Lucas apertou minha mão e me
fez voltar para a realidade, e diga-se de passagem estava tão boa quanto o
sonho. Olhei para os seus lindos olhos azuis e me perdi ainda mais.
-Vamos dançar minha rainha?
-Claro meu Rei
Caminhamos até o centro do
salão e começamos a dançar, e foi ainda mais maravilhoso. Senti os lábios de
Lucas na minha orelha e um arrepio tomou conta de toda minha pele.
-Quando tudo isso acabar, você
gostaria de tomar alguma coisa? Sei lá sair um pouco, o que acha?

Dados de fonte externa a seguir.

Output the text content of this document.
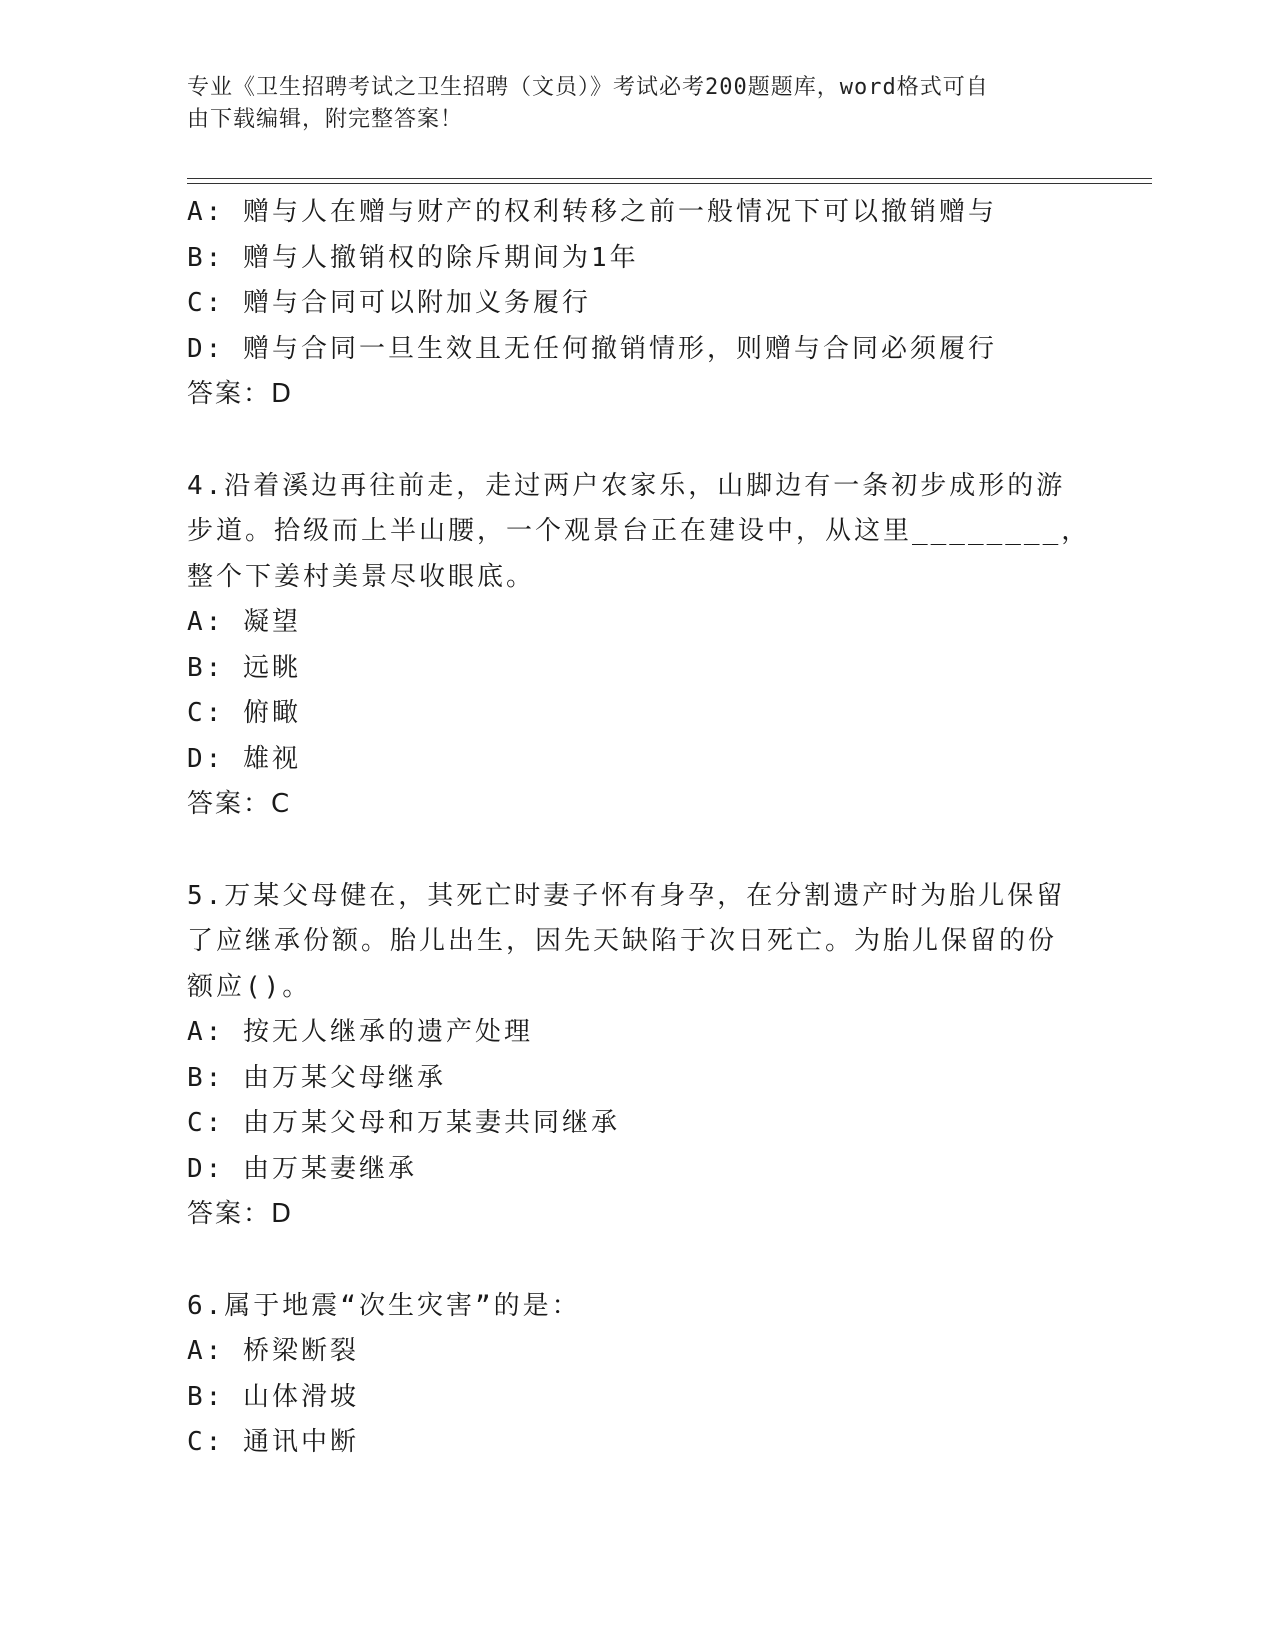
专业《卫生招聘考试之卫生招聘（文员）》考试必考200题题库，word格式可自
由下载编辑，附完整答案！
A: 赠与人在赠与财产的权利转移之前一般情况下可以撤销赠与
B: 赠与人撤销权的除斥期间为1年
C: 赠与合同可以附加义务履行
D: 赠与合同一旦生效且无任何撤销情形，则赠与合同必须履行
答案：D
4.沿着溪边再往前走，走过两户农家乐，山脚边有一条初步成形的游
步道。拾级而上半山腰，一个观景台正在建设中，从这里________，
整个下姜村美景尽收眼底。
A: 凝望
B: 远眺
C: 俯瞰
D: 雄视
答案：C
5.万某父母健在，其死亡时妻子怀有身孕，在分割遗产时为胎儿保留
了应继承份额。胎儿出生，因先天缺陷于次日死亡。为胎儿保留的份
额应()。
A: 按无人继承的遗产处理
B: 由万某父母继承
C: 由万某父母和万某妻共同继承
D: 由万某妻继承
答案：D
6.属于地震“次生灾害”的是：
A: 桥梁断裂
B: 山体滑坡
C: 通讯中断
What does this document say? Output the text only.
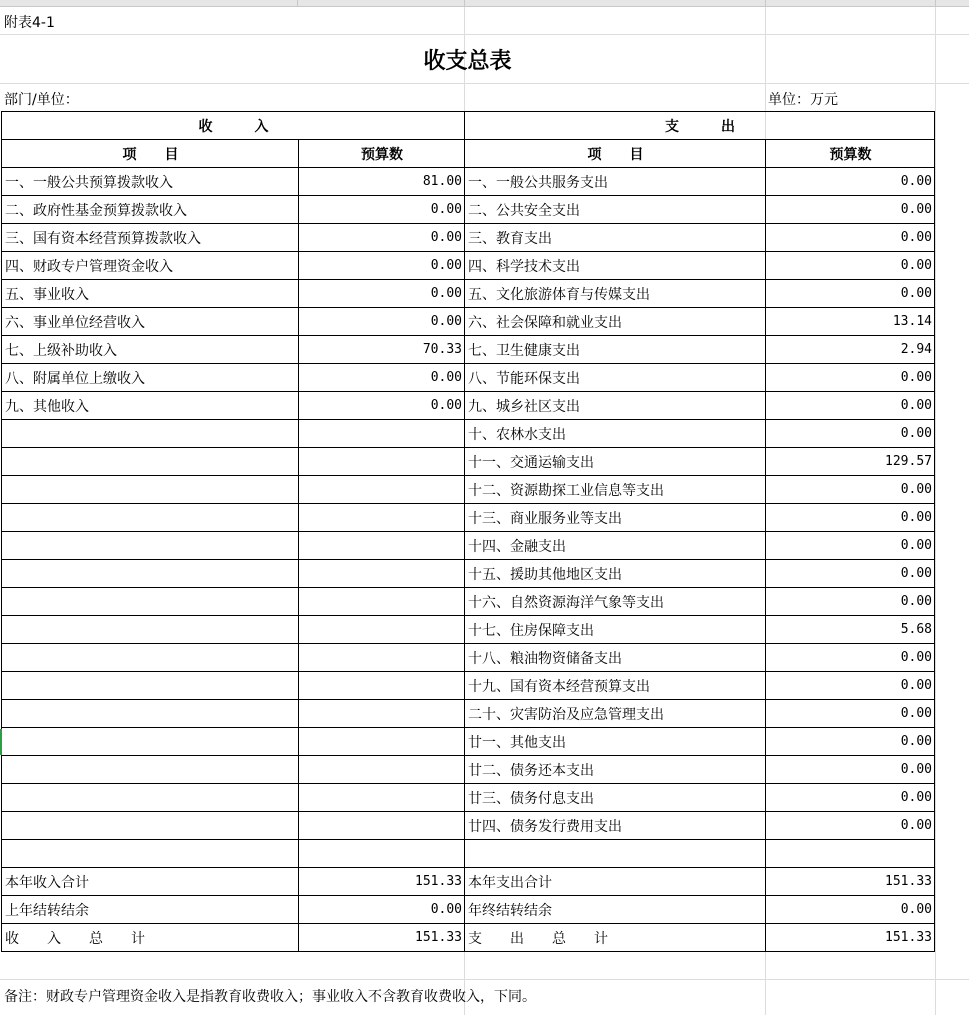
附表4-1
收支总表
部门/单位：	单位：万元
收　　　入		支　　　出	
项　　目	预算数	项　　目	预算数
一、一般公共预算拨款收入	81.00	一、一般公共服务支出	0.00
二、政府性基金预算拨款收入	0.00	二、公共安全支出	0.00
三、国有资本经营预算拨款收入	0.00	三、教育支出	0.00
四、财政专户管理资金收入	0.00	四、科学技术支出	0.00
五、事业收入	0.00	五、文化旅游体育与传媒支出	0.00
六、事业单位经营收入	0.00	六、社会保障和就业支出	13.14
七、上级补助收入	70.33	七、卫生健康支出	2.94
八、附属单位上缴收入	0.00	八、节能环保支出	0.00
九、其他收入	0.00	九、城乡社区支出	0.00
		十、农林水支出	0.00
		十一、交通运输支出	129.57
		十二、资源勘探工业信息等支出	0.00
		十三、商业服务业等支出	0.00
		十四、金融支出	0.00
		十五、援助其他地区支出	0.00
		十六、自然资源海洋气象等支出	0.00
		十七、住房保障支出	5.68
		十八、粮油物资储备支出	0.00
		十九、国有资本经营预算支出	0.00
		二十、灾害防治及应急管理支出	0.00
		廿一、其他支出	0.00
		廿二、债务还本支出	0.00
		廿三、债务付息支出	0.00
		廿四、债务发行费用支出	0.00

本年收入合计	151.33	本年支出合计	151.33
上年结转结余	0.00	年终结转结余	0.00
收　　入　　总　　计	151.33	支　　出　　总　　计	151.33
备注：财政专户管理资金收入是指教育收费收入；事业收入不含教育收费收入，下同。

Ele está me chamando para sair
? é isso mesmo?
-Claro porque não, eu
adoraria.
-Adorei te rever Laura.
-Me rever, hahaha, você nem
lembrava de mim!
-Na verdade eu lembrava sim,
mas como você sempre preferiu se esconder, achei melhor começarmos do zero. Mas
na verdade eu sempre quis te conhecer, mas você era tão na sua. E como
disse, na adolescência somos tão idiotas que deixamos oportunidades passar.
Ainda bem que estamos em tempo de corrigir né ?!
-Esta me dizendo que você
queria me conhecer quando eu era a Laura quatro olhos abridor de garrafas?
-Não, eu quero dizer que eu
sempre quis conhecer a Laura, garota inteligente, que vivia escondida com medo
que alguém enxergasse toda a sua beleza. Essa Laura sempre me atraiu.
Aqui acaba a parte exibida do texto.